April 17, 2009
So the Pirate Bay lost their Court case, which is a shame. What really made me nearly choke on my breakfast though was this quote from one of the music industry mouthpieces:
“There has been a perception that piracy is OK and that the music industry should just have to accept it. This verdict will change that.”
This quote couldn’t illustrate more how clueless they are, and why they are ulrimately doomed to failure. As a friend of mine put it, widespread cultural attitudes are not going to change because of laws, so no matter how many people they prosecute and put in jail, people are not going to just turn around and uninstall their torrent clients. Instead, they’re going to get more pissed off, fight back more aggressively, and in the end they’ll win.
On a tangent, however, while reading up on the Pirate Bay stuff, this also came to my attention — that the fourth defendent in the case is actually a well-known suspected neo-nazi. This doesn’t seem to have been widely reported, but it looks like the Pirate Bay crew took in serious donations from Carl Lundstrom, who is heavily involved in extreme-right politics.
Some of the news regarding the links between Lundstrom and the Pirate Bay crew seems exaggerated (claims that he was a stakeholder, for example), and the Pirate Bay trio also claim that Lundstrom was included in the lawsuit because he has a bad reputation and so it helps to make them look bad. When it comes down to it, however, there are no excuses for making such alliances, even if the Pirate Bay was only taking donated money and equipment. If anything, that potentially puts them in a position where they hold obligations to an extreme right figure.
While the Pirate Bay’s fight should be supported, their actual politics have often come across as shallow and sometimes opportunistic in the past, which is unfortunate. Likewise, working with the extreme right in any capacity is something that can only be condemned.
Image credit: Atom X
I’ve been following the debate surrounding this op-ed by Mark Helprin.

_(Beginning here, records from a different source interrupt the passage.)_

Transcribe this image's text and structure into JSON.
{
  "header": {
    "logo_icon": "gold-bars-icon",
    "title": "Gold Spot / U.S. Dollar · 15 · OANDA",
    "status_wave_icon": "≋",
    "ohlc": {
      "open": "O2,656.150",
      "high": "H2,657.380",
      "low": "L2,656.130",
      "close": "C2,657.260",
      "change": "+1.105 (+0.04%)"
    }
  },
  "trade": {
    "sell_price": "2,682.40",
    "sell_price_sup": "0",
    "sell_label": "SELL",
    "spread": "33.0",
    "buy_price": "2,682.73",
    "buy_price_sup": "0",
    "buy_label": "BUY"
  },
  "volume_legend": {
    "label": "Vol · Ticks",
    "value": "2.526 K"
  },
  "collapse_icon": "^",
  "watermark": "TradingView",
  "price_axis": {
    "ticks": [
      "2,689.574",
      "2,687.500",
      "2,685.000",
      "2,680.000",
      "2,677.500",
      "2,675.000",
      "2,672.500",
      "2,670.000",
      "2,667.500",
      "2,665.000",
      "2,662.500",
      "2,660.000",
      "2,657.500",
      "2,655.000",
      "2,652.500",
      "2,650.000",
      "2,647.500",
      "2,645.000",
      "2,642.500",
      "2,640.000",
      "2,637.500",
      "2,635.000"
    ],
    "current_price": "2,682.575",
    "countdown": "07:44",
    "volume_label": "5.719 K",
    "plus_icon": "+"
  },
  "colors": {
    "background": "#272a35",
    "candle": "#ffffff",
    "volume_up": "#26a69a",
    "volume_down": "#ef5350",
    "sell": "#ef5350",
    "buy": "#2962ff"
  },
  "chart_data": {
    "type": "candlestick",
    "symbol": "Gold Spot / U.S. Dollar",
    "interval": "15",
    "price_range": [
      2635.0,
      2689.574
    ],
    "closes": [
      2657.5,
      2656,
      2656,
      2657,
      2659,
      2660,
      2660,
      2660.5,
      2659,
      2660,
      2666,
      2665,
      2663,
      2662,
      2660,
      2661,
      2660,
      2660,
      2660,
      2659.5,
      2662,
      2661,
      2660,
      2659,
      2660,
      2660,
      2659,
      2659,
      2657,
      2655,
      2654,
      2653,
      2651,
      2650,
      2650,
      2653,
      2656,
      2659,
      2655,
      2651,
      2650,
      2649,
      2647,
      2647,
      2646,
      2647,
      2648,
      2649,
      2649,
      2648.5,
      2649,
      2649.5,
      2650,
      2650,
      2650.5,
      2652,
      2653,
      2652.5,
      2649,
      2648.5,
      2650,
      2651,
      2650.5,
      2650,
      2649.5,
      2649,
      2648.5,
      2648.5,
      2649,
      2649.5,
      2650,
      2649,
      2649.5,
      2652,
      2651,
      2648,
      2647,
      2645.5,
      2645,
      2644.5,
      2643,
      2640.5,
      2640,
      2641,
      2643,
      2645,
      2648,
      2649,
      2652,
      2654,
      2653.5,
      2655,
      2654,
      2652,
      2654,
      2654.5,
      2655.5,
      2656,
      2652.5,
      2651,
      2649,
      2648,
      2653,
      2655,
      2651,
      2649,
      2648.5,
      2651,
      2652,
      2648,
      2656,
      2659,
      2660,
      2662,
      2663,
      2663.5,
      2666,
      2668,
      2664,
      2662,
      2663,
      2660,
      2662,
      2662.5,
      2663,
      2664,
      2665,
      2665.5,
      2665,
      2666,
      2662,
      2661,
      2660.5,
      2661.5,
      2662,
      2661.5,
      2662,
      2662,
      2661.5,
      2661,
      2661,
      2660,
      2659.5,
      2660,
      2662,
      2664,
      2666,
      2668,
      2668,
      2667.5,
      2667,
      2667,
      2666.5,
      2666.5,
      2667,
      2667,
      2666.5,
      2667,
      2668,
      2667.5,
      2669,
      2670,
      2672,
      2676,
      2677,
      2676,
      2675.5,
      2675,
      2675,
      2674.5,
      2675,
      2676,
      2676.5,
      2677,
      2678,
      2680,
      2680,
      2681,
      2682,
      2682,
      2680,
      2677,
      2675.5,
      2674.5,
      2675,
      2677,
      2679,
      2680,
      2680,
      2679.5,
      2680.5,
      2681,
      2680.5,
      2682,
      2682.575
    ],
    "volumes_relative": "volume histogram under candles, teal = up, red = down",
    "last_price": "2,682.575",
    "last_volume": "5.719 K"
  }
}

Helprin, who keeps getting referred to as a sci-fi writer but not as a fellow at the conservative Claremont Institute, basically makes the claim that not only are copyrights a good thing, but they should be extended to last perpetually. As in, forever.
There’s been a spirited rebuttal posted at this wiki where they make several valid points, including Helprin’s mistaken understanding of public goods. The main point, however, that copyrights are something desirable and good, is never questioned. Certainly not by Helprin, and not by the wiki (at least last time I checked).